Though Maulana Umarji was the first to apologise on behalf of his community for the Godhra incident, he died tarnished, accused of being the mastermind even after his acquittal
Maulana Hussain Umarji died of brain haemorrhage on Sunday night, a free man but a tarnished one. As his son Saeed said, “His mind could never free itself of the stain on his reputation. Even after he was acquitted, the media kept asking: how did the ‘mastermind’ go free?”
Few outside Godhra knew of Maulana Umarji till Coach S-6 of the Sabarmati Express was burnt there on February 27, 2002, leading to the gruesome death of 59 passengers, most of them Vishwa Hindu Parishad (VHP) followers. The subsequent violence against Muslims in Gujarat saw thousands of injured, raped, orphaned and widowed Muslims pour into Godhra from neighbouring villages, necessitating the setting up of relief camps for them. Maulana Umarji, the head of the town’s Ghanchi community, ran the three camps, and thereby entered the limelight, finally leading to his arrest as the mastermind of the train burning, a year after the incident.
As Saeed Umarji said, “If this is the reward you get for doing social work, God save this country.”
It wasn’t just social work that Saeed’s father did in those violent months of 2002. Running the camps without much help was difficult enough. But that could have been done by others equally efficiently. Maulana Umarji did what no one else could. He kept his flock in check. Notorious for their impulsive violent reactions to any slight to their faith (it was outside their settlement near Godhra station that the Sabarmati coach was set on fire), Godhra’s Ghanchi Muslims couldn’t contain themselves as they heard tales of atrocities from the villagers who poured into their relief camps, punished for something with which they had had no connection. (Incidentally, Narendra Modi is a Ghanchi.) Additionally, in those days, night curfew was on, and the police were conducting nightly raids on Ghanchi localities, hunting for those who burnt the train, picking up anyone they could. (As many as 63 of the 94 accused were acquitted.)
In this explosive atmosphere, Maulana Umarji succeeded in preventing a major flare-up between the police and his flock. But that was not his only achievement. The Maulana was the first to apologise on behalf of his community for the burning of the Sabarmati coach.
He did this at the first peace meeting called by Godhra’s Collector, and then at subsequent meetings. He apologised too in front of then Prime Minister Vajpayee and Sonia Gandhi, when they came to see the burnt coach. These apologies went unreported, as did his condemnation of the incident and his appeal for peace sent to newspapers.

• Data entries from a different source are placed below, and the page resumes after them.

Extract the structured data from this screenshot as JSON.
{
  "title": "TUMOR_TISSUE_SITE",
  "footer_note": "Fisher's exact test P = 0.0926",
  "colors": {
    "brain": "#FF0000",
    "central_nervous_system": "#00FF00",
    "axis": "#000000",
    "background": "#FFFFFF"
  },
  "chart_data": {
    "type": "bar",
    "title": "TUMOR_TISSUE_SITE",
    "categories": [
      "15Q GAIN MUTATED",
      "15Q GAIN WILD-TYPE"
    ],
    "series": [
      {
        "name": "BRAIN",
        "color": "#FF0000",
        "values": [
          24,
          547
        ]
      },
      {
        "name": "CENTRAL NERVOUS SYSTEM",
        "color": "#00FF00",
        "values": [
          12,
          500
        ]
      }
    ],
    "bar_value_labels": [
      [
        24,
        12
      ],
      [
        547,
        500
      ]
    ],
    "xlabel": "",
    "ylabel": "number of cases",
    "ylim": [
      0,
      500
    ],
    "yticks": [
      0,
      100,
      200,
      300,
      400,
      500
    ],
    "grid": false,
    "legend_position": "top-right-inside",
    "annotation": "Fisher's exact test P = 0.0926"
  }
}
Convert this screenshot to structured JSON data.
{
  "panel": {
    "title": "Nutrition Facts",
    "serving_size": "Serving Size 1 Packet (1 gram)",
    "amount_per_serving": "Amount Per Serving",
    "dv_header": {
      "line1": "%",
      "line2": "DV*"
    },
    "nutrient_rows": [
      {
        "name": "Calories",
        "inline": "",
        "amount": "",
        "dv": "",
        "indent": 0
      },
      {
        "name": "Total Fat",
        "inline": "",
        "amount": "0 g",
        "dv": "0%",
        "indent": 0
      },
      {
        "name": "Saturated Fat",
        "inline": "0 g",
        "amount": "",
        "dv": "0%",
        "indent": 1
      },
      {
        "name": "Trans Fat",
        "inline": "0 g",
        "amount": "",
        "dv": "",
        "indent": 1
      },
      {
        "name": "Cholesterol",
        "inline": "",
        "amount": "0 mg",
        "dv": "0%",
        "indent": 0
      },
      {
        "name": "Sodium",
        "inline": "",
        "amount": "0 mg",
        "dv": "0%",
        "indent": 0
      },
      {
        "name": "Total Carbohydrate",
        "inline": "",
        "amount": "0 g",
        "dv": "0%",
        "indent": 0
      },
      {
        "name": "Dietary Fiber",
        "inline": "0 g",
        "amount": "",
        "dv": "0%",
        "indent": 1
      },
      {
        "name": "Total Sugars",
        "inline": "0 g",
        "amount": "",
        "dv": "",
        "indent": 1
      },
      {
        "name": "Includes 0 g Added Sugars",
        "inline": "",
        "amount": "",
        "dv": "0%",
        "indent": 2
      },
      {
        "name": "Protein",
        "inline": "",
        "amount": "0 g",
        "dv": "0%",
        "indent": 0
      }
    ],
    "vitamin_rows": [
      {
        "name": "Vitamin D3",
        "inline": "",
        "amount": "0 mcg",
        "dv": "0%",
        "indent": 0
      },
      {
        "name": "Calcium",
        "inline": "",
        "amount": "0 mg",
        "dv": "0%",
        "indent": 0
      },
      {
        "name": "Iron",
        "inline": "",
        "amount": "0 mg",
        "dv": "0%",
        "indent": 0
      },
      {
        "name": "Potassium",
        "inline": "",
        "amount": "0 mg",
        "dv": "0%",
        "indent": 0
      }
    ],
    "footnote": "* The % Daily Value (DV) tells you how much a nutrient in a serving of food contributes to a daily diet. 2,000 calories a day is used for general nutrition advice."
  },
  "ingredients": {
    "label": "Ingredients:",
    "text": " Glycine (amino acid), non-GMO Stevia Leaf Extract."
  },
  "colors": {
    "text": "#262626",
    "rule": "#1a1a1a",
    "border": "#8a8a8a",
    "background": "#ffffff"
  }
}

This was the man arrested as the “mastermind” of the train burning, on the basis of a statement made by a criminal in custody who retracted it the moment he was produced before a magistrate. Everyone in Polan Bazar, Godhra’s main Muslim area, saw the police take away their 63-year-old spiritual leader just before dawn from his house, hobbling without spectacles or walking stick. The next day, the media went berserk with lurid tales of contacts with Pakistan and Afghanistan’s Mullah Umar, fiery sermons, hidden wealth … all these accompanied by close-ups of the Maulana’s face contorted in anger, fitting exactly the stereotype of the “jehadi antinational Mullah.” Such was the impact of this coverage that when he was acquitted eight years later, Hindus across Gujarat cursed the police and the judge for letting the “mastermind” off.
For the Maulana, there couldn’t have been a worse charge. As he told this reporter in April 2002, “Muslims have been taught to be patient, so all this (violence) we are facing today, we shall suffer it. But what makes me angry is when they question our patriotism. Don’t they know that 14,000 ulema had been hung from the trees of Delhi for fighting for freedom? My own guru was in jail in Malta for six years. The British promised him freedom if he only gave up Gandhiji. He refused. I fear the country is not safe in their hands. It will be ruined.”
The tragedy was that when he was arrested by the BJP government, not even the Congress for whom he had campaigned in the December 2002 Assembly elections, spoke up in his defence. This campaign was one of the reasons for his arrest. The other was that with his outspoken denunciation of the treatment of Muslims to the Prime Minister, and his open help to the families of those arrested from Godhra, he had become the defiant face of Gujarat’s Muslims at a time when the entire community was cowed down.
Maulana Umarji never got bail, even after the charges of terrorism were removed in 2009. While he languished in jail, six of his children were married off. In February 2011, as his community thronged his house after he finally came home having been acquitted, his first question to this reporter was to inquire about her health, and narrate how jail had actually done him good thanks to Ramdev’s yoga classes there.
Apparently, not enough good to counter the stigma Modi’s government and the media had put him through. Even though a fiercely protective son prevented him from donning his community’s leadership again, he lasted barely two years after his release.